Utah Will Appeal Same-Sex Marriage Ruling To Supreme Court

Jul 9, 2014

 Utah will be taking the fight over gay marriage to the U.S. Supreme Court. The state attorney general’s office announced Wednesday it would be challenging a June 25 ruling from a federal appeals court. The statement said Attorney General Sean Reyes has a duty to defend state laws, and that Amendment 3 would be presumed constitutional unless the Supreme Court decides otherwise.

Utah's decision to appeal an earlier decision on the state's gay marriage ban came on the same day a group of citizens delivered a petition in favor of marriage equality to the Governor's Mansion.
Credit seattle.gov

The state had the option of taking the case back to the 10th Circuit Court of Appeals where a panel of three judges ruled in favor of six plaintiffs in the Kitchen v. Herbert case. The ruling said same-sex couples have a fundamental right to marry.

Equality Utah’s Executive Director Brandie Balken says she isn’t surprised by the state’s decision, though she was hoping for a different outcome.

“I was disappointed because we know that every day that this decision is not upheld by the state of Utah, that there are families—real Utah families—that are living in legal limbo,” Balken said.

The state’s decision came on the same day a group of 65 community members delivered a petition to the Utah Governor’s Mansion. They asked Governor Gary Herbert not to appeal the federal court’s ruling. Balken said the petition contained nearly 4,000 signatures in support of marriage equality in the state.

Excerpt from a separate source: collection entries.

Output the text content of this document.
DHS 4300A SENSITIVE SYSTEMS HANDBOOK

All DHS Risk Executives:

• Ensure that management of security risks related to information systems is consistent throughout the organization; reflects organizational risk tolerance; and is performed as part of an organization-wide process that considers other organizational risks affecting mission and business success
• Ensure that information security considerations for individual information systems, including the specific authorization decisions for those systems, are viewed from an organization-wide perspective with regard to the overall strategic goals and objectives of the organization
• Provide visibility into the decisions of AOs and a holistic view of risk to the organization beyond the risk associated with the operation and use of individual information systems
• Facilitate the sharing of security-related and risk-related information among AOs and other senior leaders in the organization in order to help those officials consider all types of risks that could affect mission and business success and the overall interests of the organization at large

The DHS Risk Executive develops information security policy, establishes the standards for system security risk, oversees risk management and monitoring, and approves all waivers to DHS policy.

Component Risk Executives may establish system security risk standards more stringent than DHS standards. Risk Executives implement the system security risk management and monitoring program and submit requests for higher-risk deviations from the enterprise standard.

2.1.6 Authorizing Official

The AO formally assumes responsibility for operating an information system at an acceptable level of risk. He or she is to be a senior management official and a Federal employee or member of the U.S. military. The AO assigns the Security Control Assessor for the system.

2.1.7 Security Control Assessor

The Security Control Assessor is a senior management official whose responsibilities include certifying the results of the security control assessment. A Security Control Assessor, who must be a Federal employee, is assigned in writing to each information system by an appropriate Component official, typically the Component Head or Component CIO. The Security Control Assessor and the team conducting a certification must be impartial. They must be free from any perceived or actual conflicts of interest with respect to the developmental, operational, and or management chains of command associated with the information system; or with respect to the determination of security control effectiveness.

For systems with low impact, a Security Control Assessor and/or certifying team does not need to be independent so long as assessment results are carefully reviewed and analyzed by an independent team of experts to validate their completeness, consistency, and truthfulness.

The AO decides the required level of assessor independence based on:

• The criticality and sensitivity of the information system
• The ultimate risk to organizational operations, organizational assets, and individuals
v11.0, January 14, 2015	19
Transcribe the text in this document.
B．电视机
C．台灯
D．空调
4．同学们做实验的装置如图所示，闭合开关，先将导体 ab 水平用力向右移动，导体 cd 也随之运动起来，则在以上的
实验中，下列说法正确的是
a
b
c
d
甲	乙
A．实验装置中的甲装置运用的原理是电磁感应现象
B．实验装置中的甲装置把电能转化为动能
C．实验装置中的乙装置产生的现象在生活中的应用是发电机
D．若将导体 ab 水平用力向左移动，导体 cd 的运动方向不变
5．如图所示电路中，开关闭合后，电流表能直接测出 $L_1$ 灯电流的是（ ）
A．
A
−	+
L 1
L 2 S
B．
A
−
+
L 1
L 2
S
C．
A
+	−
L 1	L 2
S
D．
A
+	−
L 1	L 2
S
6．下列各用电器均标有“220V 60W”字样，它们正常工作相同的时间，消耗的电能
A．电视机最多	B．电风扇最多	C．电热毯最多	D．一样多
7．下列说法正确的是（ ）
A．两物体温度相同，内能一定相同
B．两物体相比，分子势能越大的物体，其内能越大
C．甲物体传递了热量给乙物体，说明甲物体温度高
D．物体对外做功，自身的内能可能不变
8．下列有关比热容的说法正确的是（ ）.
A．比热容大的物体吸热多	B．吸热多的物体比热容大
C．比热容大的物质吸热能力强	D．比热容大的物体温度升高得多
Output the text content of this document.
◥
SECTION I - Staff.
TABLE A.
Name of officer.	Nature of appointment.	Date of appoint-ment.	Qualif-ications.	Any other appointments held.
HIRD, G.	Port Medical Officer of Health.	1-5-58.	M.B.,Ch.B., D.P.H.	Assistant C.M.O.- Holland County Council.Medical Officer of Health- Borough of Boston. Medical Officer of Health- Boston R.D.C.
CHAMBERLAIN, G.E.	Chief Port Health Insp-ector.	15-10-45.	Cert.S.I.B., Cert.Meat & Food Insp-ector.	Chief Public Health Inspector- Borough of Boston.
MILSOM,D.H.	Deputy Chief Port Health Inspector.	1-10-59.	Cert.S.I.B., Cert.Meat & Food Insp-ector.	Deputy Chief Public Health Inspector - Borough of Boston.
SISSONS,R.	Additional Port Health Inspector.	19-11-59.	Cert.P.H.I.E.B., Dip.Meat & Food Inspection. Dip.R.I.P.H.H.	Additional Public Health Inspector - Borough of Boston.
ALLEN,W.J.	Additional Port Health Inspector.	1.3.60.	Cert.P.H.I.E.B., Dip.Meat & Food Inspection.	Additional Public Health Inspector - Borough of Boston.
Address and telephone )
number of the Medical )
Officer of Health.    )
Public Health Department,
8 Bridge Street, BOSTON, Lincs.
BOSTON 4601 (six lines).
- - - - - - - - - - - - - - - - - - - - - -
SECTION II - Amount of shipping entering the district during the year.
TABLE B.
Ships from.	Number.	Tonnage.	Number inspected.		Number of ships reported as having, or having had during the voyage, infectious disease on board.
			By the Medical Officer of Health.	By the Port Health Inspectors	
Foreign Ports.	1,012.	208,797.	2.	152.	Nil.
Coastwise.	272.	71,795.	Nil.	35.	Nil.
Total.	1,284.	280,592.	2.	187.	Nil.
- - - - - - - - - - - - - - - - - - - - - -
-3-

“Governor Herbert has worked very, very hard to show that Utah is ready to welcome the world when it comes to economic development,” said Balken. “Yet, we’re also sending a very firm message that Utah is kind of a hostile place unless you fall into a very narrow definition of a family.”

Herbert has said in the past that clarity and finality regarding same-sex marriage will only come from the Supreme Court. He has also stated that his personal opinion on the issue doesn’t matter, and that if Utah had a law protecting gay marriage he would defend it just as he is currently defending the ban.

If the Supreme Court decides not to hear Utah’s Appeal, the most recent ruling from the 10th Circuit Court would become law.